Defending the temporary import restrictions imposed by the government, the Central Bank (CB) stressed that the restrictions are in line with the World Trade Organisation (WTO) rules.


Responding to a recent statement of the Delegation of the European Union (EU), CB Governor Prof. W.D. Lakshman said that there is flexibility to address the balance of payment (BOP) issues under the WTO and asserted that Sri Lanka hasn’t acted outside of these WTO rules.


Issuing a statement after the Sri Lankan government presented its 2021 budget, the EU together with the Embassies of France, Germany, Italy, the Netherlands, Romania and EU stressed that trade is not a one-way street.


“Trade, however, is not a one-way street. The current import restrictions are having a negative impact on Sri Lankan and European businesses and on foreign direct investment. Such measures impair Sri Lanka’s efforts to become a regional hub and negatively impact Sri Lankan exports by constraining the import of raw material and machinery. We recall that a prolonged import ban is not in line with the World Trade Organisation regulations,” the statement added.

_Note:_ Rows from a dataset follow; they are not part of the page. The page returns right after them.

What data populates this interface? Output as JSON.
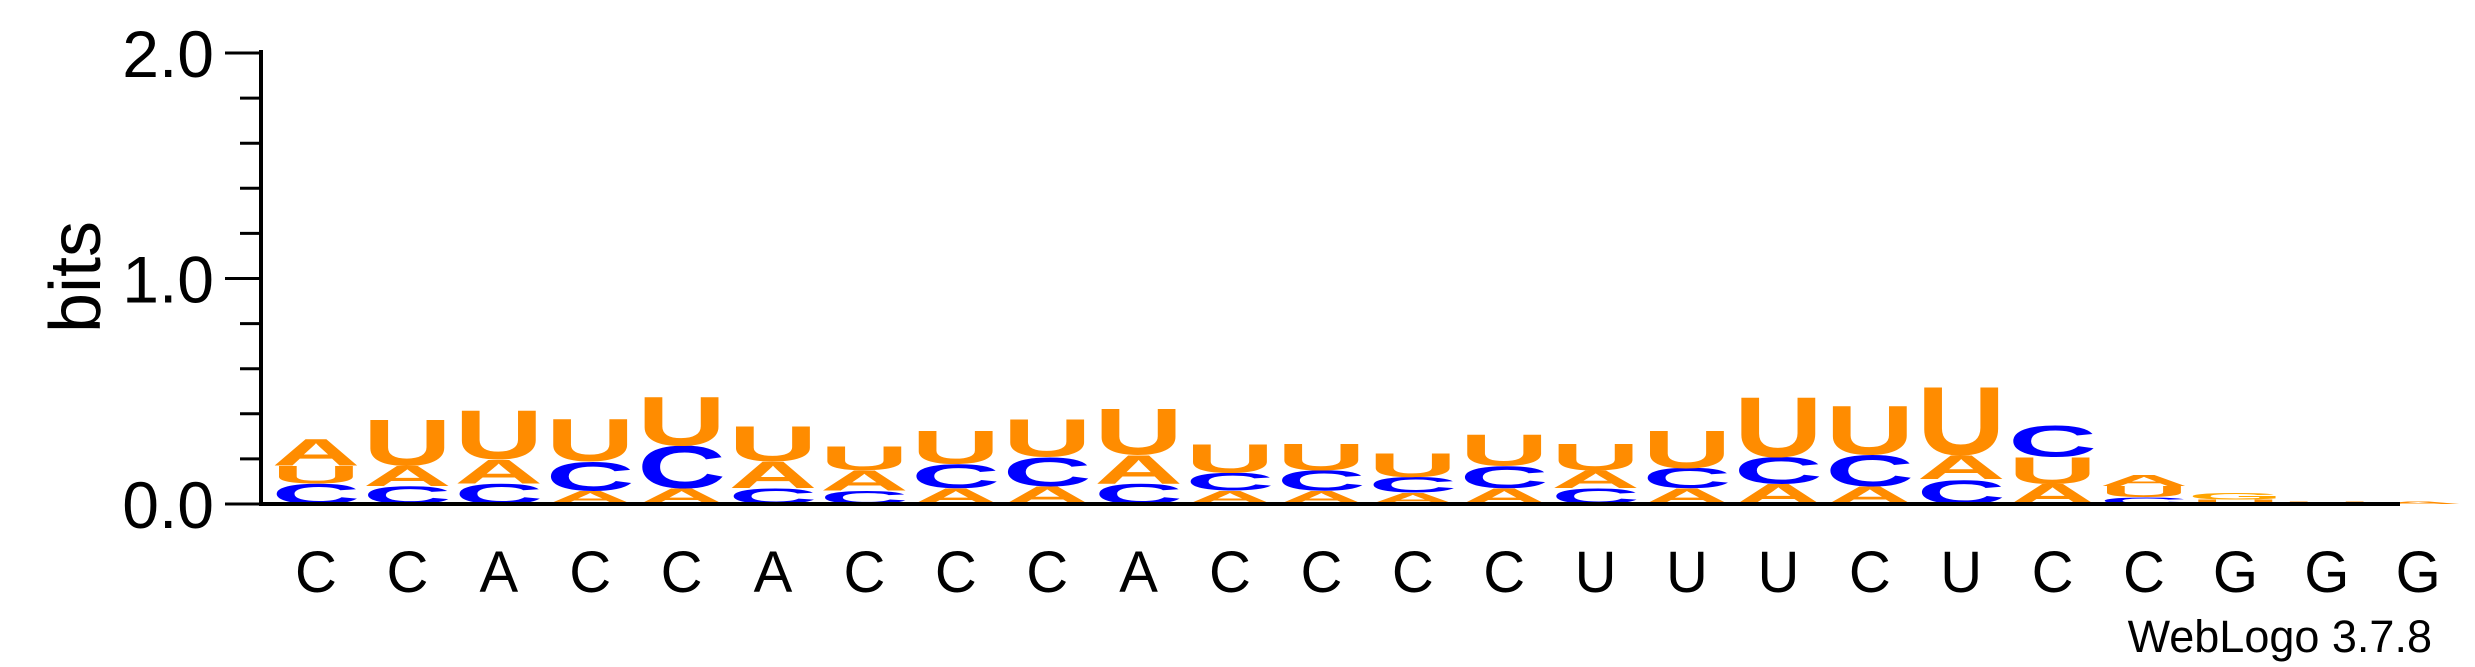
{
  "chart_data": {
    "type": "sequence-logo",
    "ylabel": "bits",
    "ylim": [
      0,
      2.0
    ],
    "yticks": [
      "0.0",
      "1.0",
      "2.0"
    ],
    "credit": "WebLogo 3.7.8",
    "positions": [
      "C",
      "C",
      "A",
      "C",
      "C",
      "A",
      "C",
      "C",
      "C",
      "A",
      "C",
      "C",
      "C",
      "C",
      "U",
      "U",
      "U",
      "C",
      "U",
      "C",
      "C",
      "G",
      "G",
      "G"
    ],
    "colors": {
      "A": "#ff8c00",
      "C": "#0000ff",
      "G": "#ffa500",
      "U": "#ff8c00"
    },
    "stacks": [
      [
        [
          "C",
          0.09
        ],
        [
          "U",
          0.08
        ],
        [
          "A",
          0.12
        ]
      ],
      [
        [
          "C",
          0.08
        ],
        [
          "A",
          0.09
        ],
        [
          "U",
          0.21
        ]
      ],
      [
        [
          "C",
          0.09
        ],
        [
          "A",
          0.11
        ],
        [
          "U",
          0.22
        ]
      ],
      [
        [
          "A",
          0.06
        ],
        [
          "C",
          0.13
        ],
        [
          "U",
          0.19
        ]
      ],
      [
        [
          "A",
          0.07
        ],
        [
          "C",
          0.19
        ],
        [
          "U",
          0.22
        ]
      ],
      [
        [
          "C",
          0.07
        ],
        [
          "A",
          0.12
        ],
        [
          "U",
          0.16
        ]
      ],
      [
        [
          "C",
          0.06
        ],
        [
          "A",
          0.09
        ],
        [
          "U",
          0.11
        ]
      ],
      [
        [
          "A",
          0.07
        ],
        [
          "C",
          0.11
        ],
        [
          "U",
          0.15
        ]
      ],
      [
        [
          "A",
          0.08
        ],
        [
          "C",
          0.13
        ],
        [
          "U",
          0.17
        ]
      ],
      [
        [
          "C",
          0.09
        ],
        [
          "A",
          0.13
        ],
        [
          "U",
          0.21
        ]
      ],
      [
        [
          "A",
          0.06
        ],
        [
          "C",
          0.08
        ],
        [
          "U",
          0.13
        ]
      ],
      [
        [
          "A",
          0.06
        ],
        [
          "C",
          0.09
        ],
        [
          "U",
          0.12
        ]
      ],
      [
        [
          "A",
          0.05
        ],
        [
          "C",
          0.07
        ],
        [
          "U",
          0.11
        ]
      ],
      [
        [
          "A",
          0.07
        ],
        [
          "C",
          0.1
        ],
        [
          "U",
          0.14
        ]
      ],
      [
        [
          "C",
          0.07
        ],
        [
          "A",
          0.08
        ],
        [
          "U",
          0.12
        ]
      ],
      [
        [
          "A",
          0.07
        ],
        [
          "C",
          0.09
        ],
        [
          "U",
          0.17
        ]
      ],
      [
        [
          "A",
          0.09
        ],
        [
          "C",
          0.12
        ],
        [
          "U",
          0.27
        ]
      ],
      [
        [
          "A",
          0.08
        ],
        [
          "C",
          0.14
        ],
        [
          "U",
          0.22
        ]
      ],
      [
        [
          "C",
          0.11
        ],
        [
          "A",
          0.11
        ],
        [
          "U",
          0.31
        ]
      ],
      [
        [
          "A",
          0.09
        ],
        [
          "U",
          0.12
        ],
        [
          "C",
          0.14
        ]
      ],
      [
        [
          "C",
          0.03
        ],
        [
          "U",
          0.05
        ],
        [
          "A",
          0.05
        ]
      ],
      [
        [
          "U",
          0.02
        ],
        [
          "G",
          0.03
        ]
      ],
      [
        [
          "U",
          0.01
        ]
      ],
      [
        [
          "A",
          0.01
        ]
      ]
    ]
  }
}
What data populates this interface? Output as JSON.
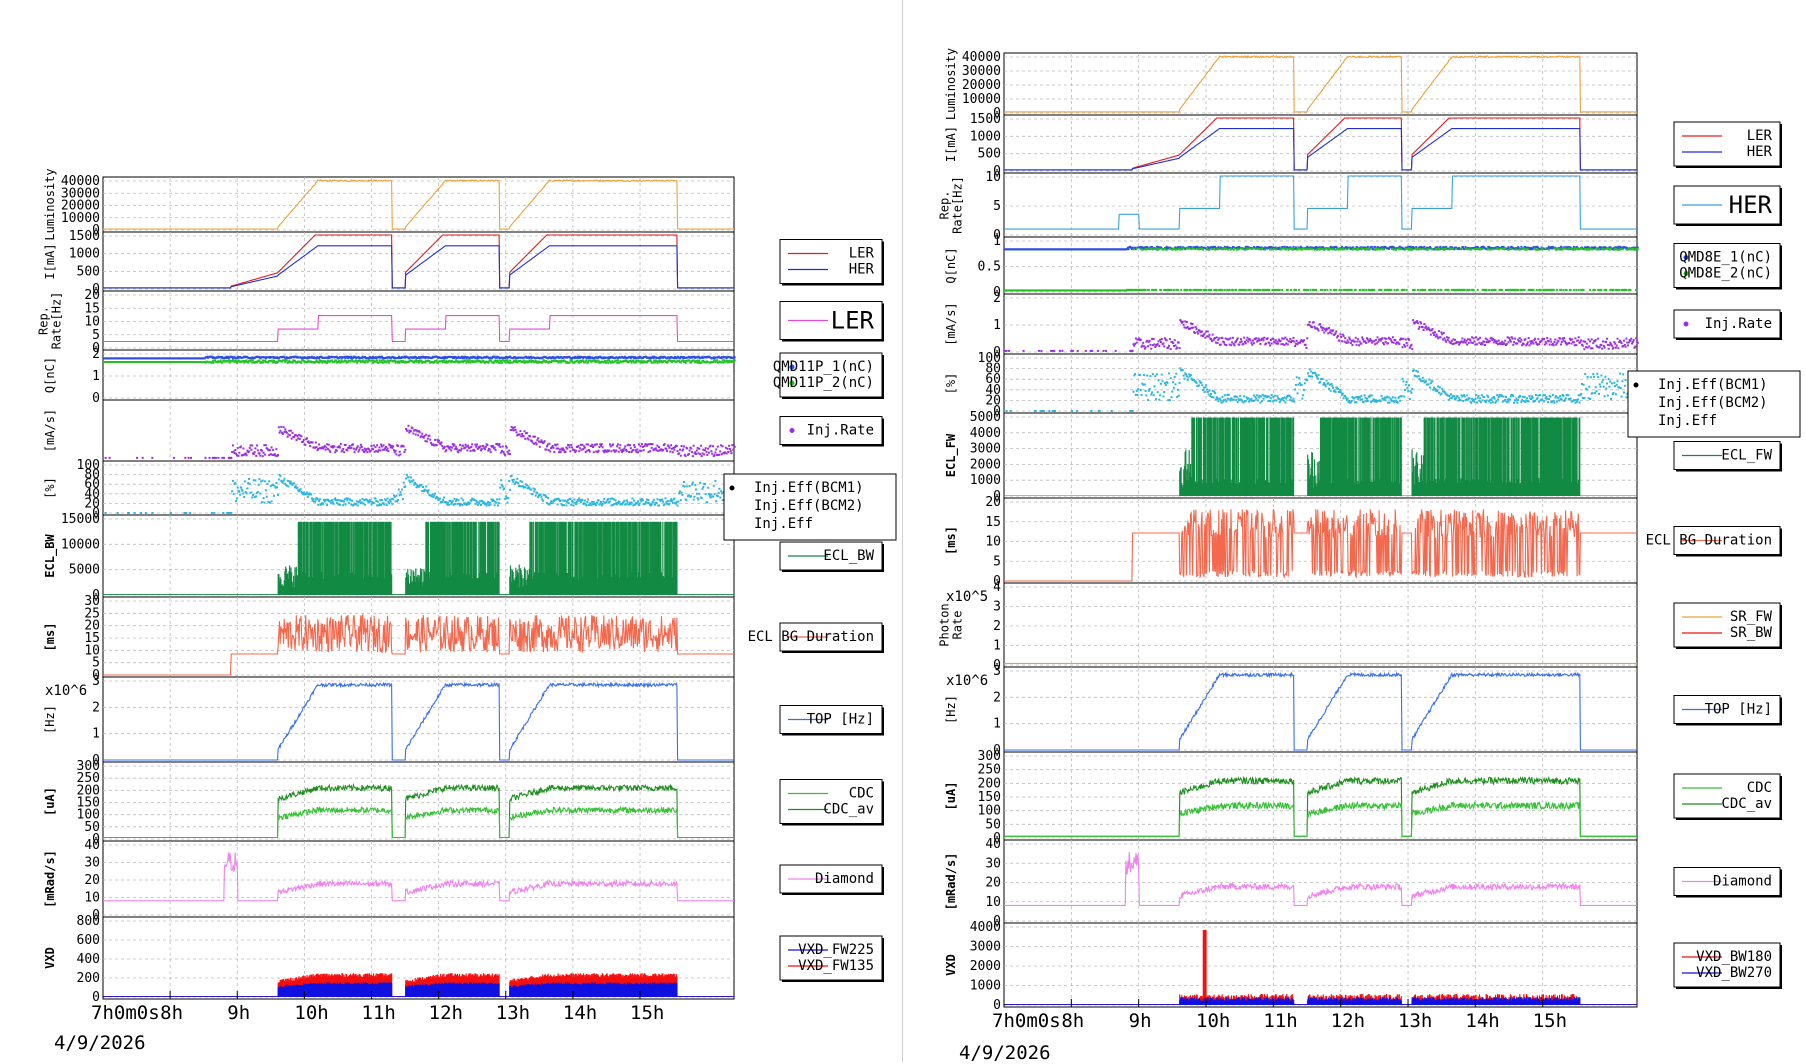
{
  "colors": {
    "luminosity": "#e8a33c",
    "ler": "#e41a1c",
    "her": "#1f2fd4",
    "rep": "#e64bd0",
    "rep_her": "#3aa0e0",
    "q1": "#2f50e0",
    "q2": "#22c422",
    "inj": "#9a2fe0",
    "eff": "#2bb6e0",
    "ecl": "#128a44",
    "eclbg": "#f4684e",
    "top": "#3a6ee8",
    "cdc": "#1e8e1e",
    "cdc_av": "#36c036",
    "diamond": "#ee82ee",
    "vxd1": "#1010e0",
    "vxd2": "#f21010",
    "sr_fw": "#e8a33c",
    "sr_bw": "#f21010"
  },
  "time_axis": {
    "ticks": [
      "7h0m0s",
      "8h",
      "9h",
      "10h",
      "11h",
      "12h",
      "13h",
      "14h",
      "15h"
    ],
    "range_hours": [
      7,
      16.4
    ]
  },
  "footer": {
    "left_date": "4/9/2026",
    "right_date": "4/9/2026"
  },
  "chart_data": [
    {
      "type": "line",
      "panel": "left",
      "rows": [
        {
          "ylabel": "Luminosity",
          "ymax": 40000,
          "yticks": [
            "40000",
            "30000",
            "20000",
            "10000",
            "0"
          ],
          "series": [
            {
              "kind": "luminosity",
              "color": "luminosity"
            }
          ],
          "legend": []
        },
        {
          "ylabel": "I[mA]",
          "ymax": 1500,
          "yticks": [
            "1500",
            "1000",
            "500",
            "0"
          ],
          "series": [
            {
              "kind": "current_ler",
              "color": "ler"
            },
            {
              "kind": "current_her",
              "color": "her"
            }
          ],
          "legend": [
            {
              "name": "LER",
              "color": "ler"
            },
            {
              "name": "HER",
              "color": "her"
            }
          ]
        },
        {
          "ylabel": "Rep. Rate[Hz]",
          "ymax": 20,
          "yticks": [
            "20",
            "15",
            "10",
            "5",
            "0"
          ],
          "series": [
            {
              "kind": "rep_ler",
              "color": "rep"
            }
          ],
          "legend": [
            {
              "name": "LER",
              "color": "rep",
              "big": true
            }
          ]
        },
        {
          "ylabel": "Q[nC]",
          "ymax": 3,
          "yticks": [
            "2",
            "1",
            "0"
          ],
          "series": [
            {
              "kind": "charge1",
              "color": "q1"
            },
            {
              "kind": "charge2",
              "color": "q2"
            }
          ],
          "legend": [
            {
              "name": "QMD11P_1(nC)",
              "color": "q1",
              "dot": true
            },
            {
              "name": "QMD11P_2(nC)",
              "color": "q2",
              "dot": true
            }
          ]
        },
        {
          "ylabel": "[mA/s]",
          "ymax": 2,
          "yticks": [],
          "series": [
            {
              "kind": "injrate",
              "color": "inj"
            }
          ],
          "legend": [
            {
              "name": "Inj.Rate",
              "color": "inj",
              "dot": true
            }
          ]
        },
        {
          "ylabel": "[%]",
          "ymax": 100,
          "yticks": [
            "100",
            "80",
            "60",
            "40",
            "20",
            "0"
          ],
          "series": [
            {
              "kind": "injeff",
              "color": "eff"
            }
          ],
          "legend": []
        },
        {
          "ylabel": "ECL_BW",
          "ymax": 15000,
          "yticks": [
            "15000",
            "10000",
            "5000",
            "0"
          ],
          "series": [
            {
              "kind": "ecl",
              "color": "ecl"
            }
          ],
          "legend": [
            {
              "name": "ECL_BW",
              "color": "ecl"
            }
          ]
        },
        {
          "ylabel": "[ms]",
          "ymax": 30,
          "yticks": [
            "30",
            "25",
            "20",
            "15",
            "10",
            "5",
            "0"
          ],
          "series": [
            {
              "kind": "eclbg",
              "color": "eclbg"
            }
          ],
          "legend": [
            {
              "name": "ECL BG Duration",
              "color": "eclbg"
            }
          ]
        },
        {
          "ylabel": "[Hz]",
          "ymax": 4,
          "yticks": [
            "3",
            "2",
            "1",
            "0"
          ],
          "exponent": "x10^6",
          "series": [
            {
              "kind": "top",
              "color": "top"
            }
          ],
          "legend": [
            {
              "name": "TOP [Hz]",
              "color": "top"
            }
          ]
        },
        {
          "ylabel": "[uA]",
          "ymax": 300,
          "yticks": [
            "300",
            "250",
            "200",
            "150",
            "100",
            "50",
            "0"
          ],
          "series": [
            {
              "kind": "cdc",
              "color": "cdc"
            },
            {
              "kind": "cdc_av",
              "color": "cdc_av"
            }
          ],
          "legend": [
            {
              "name": "CDC",
              "color": "cdc_av"
            },
            {
              "name": "CDC_av",
              "color": "cdc"
            }
          ]
        },
        {
          "ylabel": "[mRad/s]",
          "ymax": 50,
          "yticks": [
            "40",
            "30",
            "20",
            "10",
            "0"
          ],
          "series": [
            {
              "kind": "diamond",
              "color": "diamond"
            }
          ],
          "legend": [
            {
              "name": "Diamond",
              "color": "diamond"
            }
          ]
        },
        {
          "ylabel": "VXD",
          "ymax": 800,
          "yticks": [
            "800",
            "600",
            "400",
            "200",
            "0"
          ],
          "series": [
            {
              "kind": "vxd_red",
              "color": "vxd2"
            },
            {
              "kind": "vxd_blue",
              "color": "vxd1"
            }
          ],
          "legend": [
            {
              "name": "VXD_FW225",
              "color": "vxd1"
            },
            {
              "name": "VXD_FW135",
              "color": "vxd2"
            }
          ]
        }
      ],
      "floating_legend": [
        "Inj.Eff(BCM1)",
        "Inj.Eff(BCM2)",
        "Inj.Eff"
      ]
    },
    {
      "type": "line",
      "panel": "right",
      "rows": [
        {
          "ylabel": "Luminosity",
          "ymax": 40000,
          "yticks": [
            "40000",
            "30000",
            "20000",
            "10000",
            "0"
          ],
          "series": [
            {
              "kind": "luminosity",
              "color": "luminosity"
            }
          ],
          "legend": []
        },
        {
          "ylabel": "I[mA]",
          "ymax": 1500,
          "yticks": [
            "1500",
            "1000",
            "500",
            "0"
          ],
          "series": [
            {
              "kind": "current_ler",
              "color": "ler"
            },
            {
              "kind": "current_her",
              "color": "her"
            }
          ],
          "legend": [
            {
              "name": "LER",
              "color": "ler"
            },
            {
              "name": "HER",
              "color": "her"
            }
          ]
        },
        {
          "ylabel": "Rep. Rate[Hz]",
          "ymax": 10,
          "yticks": [
            "10",
            "5",
            "0"
          ],
          "series": [
            {
              "kind": "rep_her",
              "color": "rep_her"
            }
          ],
          "legend": [
            {
              "name": "HER",
              "color": "rep_her",
              "big": true
            }
          ]
        },
        {
          "ylabel": "Q[nC]",
          "ymax": 1.2,
          "yticks": [
            "1",
            "0.5",
            "0"
          ],
          "series": [
            {
              "kind": "charge1r",
              "color": "q1"
            },
            {
              "kind": "charge2r",
              "color": "q2"
            }
          ],
          "legend": [
            {
              "name": "QMD8E_1(nC)",
              "color": "q1",
              "dot": true
            },
            {
              "name": "QMD8E_2(nC)",
              "color": "q2",
              "dot": true
            }
          ]
        },
        {
          "ylabel": "[mA/s]",
          "ymax": 3,
          "yticks": [
            "2",
            "1",
            "0"
          ],
          "series": [
            {
              "kind": "injrate",
              "color": "inj"
            }
          ],
          "legend": [
            {
              "name": "Inj.Rate",
              "color": "inj",
              "dot": true
            }
          ]
        },
        {
          "ylabel": "[%]",
          "ymax": 100,
          "yticks": [
            "100",
            "80",
            "60",
            "40",
            "20",
            "0"
          ],
          "series": [
            {
              "kind": "injeff",
              "color": "eff"
            }
          ],
          "legend": []
        },
        {
          "ylabel": "ECL_FW",
          "ymax": 5000,
          "yticks": [
            "5000",
            "4000",
            "3000",
            "2000",
            "1000",
            "0"
          ],
          "series": [
            {
              "kind": "eclfw",
              "color": "ecl"
            }
          ],
          "legend": [
            {
              "name": "ECL_FW",
              "color": "ecl"
            }
          ]
        },
        {
          "ylabel": "[ms]",
          "ymax": 20,
          "yticks": [
            "20",
            "15",
            "10",
            "5",
            "0"
          ],
          "series": [
            {
              "kind": "eclbgr",
              "color": "eclbg"
            }
          ],
          "legend": [
            {
              "name": "ECL BG Duration",
              "color": "eclbg"
            }
          ]
        },
        {
          "ylabel": "Photon Rate",
          "ymax": 5,
          "yticks": [
            "4",
            "3",
            "2",
            "1",
            "0"
          ],
          "exponent": "x10^5",
          "series": [
            {
              "kind": "photon",
              "color": "sr_fw"
            }
          ],
          "legend": [
            {
              "name": "SR_FW",
              "color": "sr_fw"
            },
            {
              "name": "SR_BW",
              "color": "sr_bw"
            }
          ]
        },
        {
          "ylabel": "[Hz]",
          "ymax": 4,
          "yticks": [
            "3",
            "2",
            "1",
            "0"
          ],
          "exponent": "x10^6",
          "series": [
            {
              "kind": "top",
              "color": "top"
            }
          ],
          "legend": [
            {
              "name": "TOP [Hz]",
              "color": "top"
            }
          ]
        },
        {
          "ylabel": "[uA]",
          "ymax": 300,
          "yticks": [
            "300",
            "250",
            "200",
            "150",
            "100",
            "50",
            "0"
          ],
          "series": [
            {
              "kind": "cdc",
              "color": "cdc"
            },
            {
              "kind": "cdc_av",
              "color": "cdc_av"
            }
          ],
          "legend": [
            {
              "name": "CDC",
              "color": "cdc_av"
            },
            {
              "name": "CDC_av",
              "color": "cdc"
            }
          ]
        },
        {
          "ylabel": "[mRad/s]",
          "ymax": 50,
          "yticks": [
            "40",
            "30",
            "20",
            "10",
            "0"
          ],
          "series": [
            {
              "kind": "diamond",
              "color": "diamond"
            }
          ],
          "legend": [
            {
              "name": "Diamond",
              "color": "diamond"
            }
          ]
        },
        {
          "ylabel": "VXD",
          "ymax": 4000,
          "yticks": [
            "4000",
            "3000",
            "2000",
            "1000",
            "0"
          ],
          "series": [
            {
              "kind": "vxd_rb",
              "color": "vxd2"
            },
            {
              "kind": "vxd_bb",
              "color": "vxd1"
            }
          ],
          "legend": [
            {
              "name": "VXD_BW180",
              "color": "vxd2"
            },
            {
              "name": "VXD_BW270",
              "color": "vxd1"
            }
          ]
        }
      ],
      "floating_legend": [
        "Inj.Eff(BCM1)",
        "Inj.Eff(BCM2)",
        "Inj.Eff"
      ]
    }
  ]
}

However, Prof. Lakshman termed the statement as an overreaction and premature.


He reasoned that Sri Lanka has imposed import restrictions only for the short term and in order to meet the debt repayments while overcoming the BOP issues. 


Meanwhile, CB Director Economic Research Dr. Chandranath Amarasekera opined that import restrictions have only a minimum impact on imports from the EU while noting import controls have been mostly slapped on non-essential goods such as motor vehicles and some agricultural products. 


He noted that Sri Lanka would be able to save US $ 4 billion in foreign exchange outflows, due to reduced imports seen so far during the year, which has been partly contributed by import controls.

Sri Lanka currently enjoys a significant trade surplus with the EU.


Amarasekera said that the country is focusing on narrowing the trade deficit with Asian countries while maintaining trade surpluses with the EU and United States.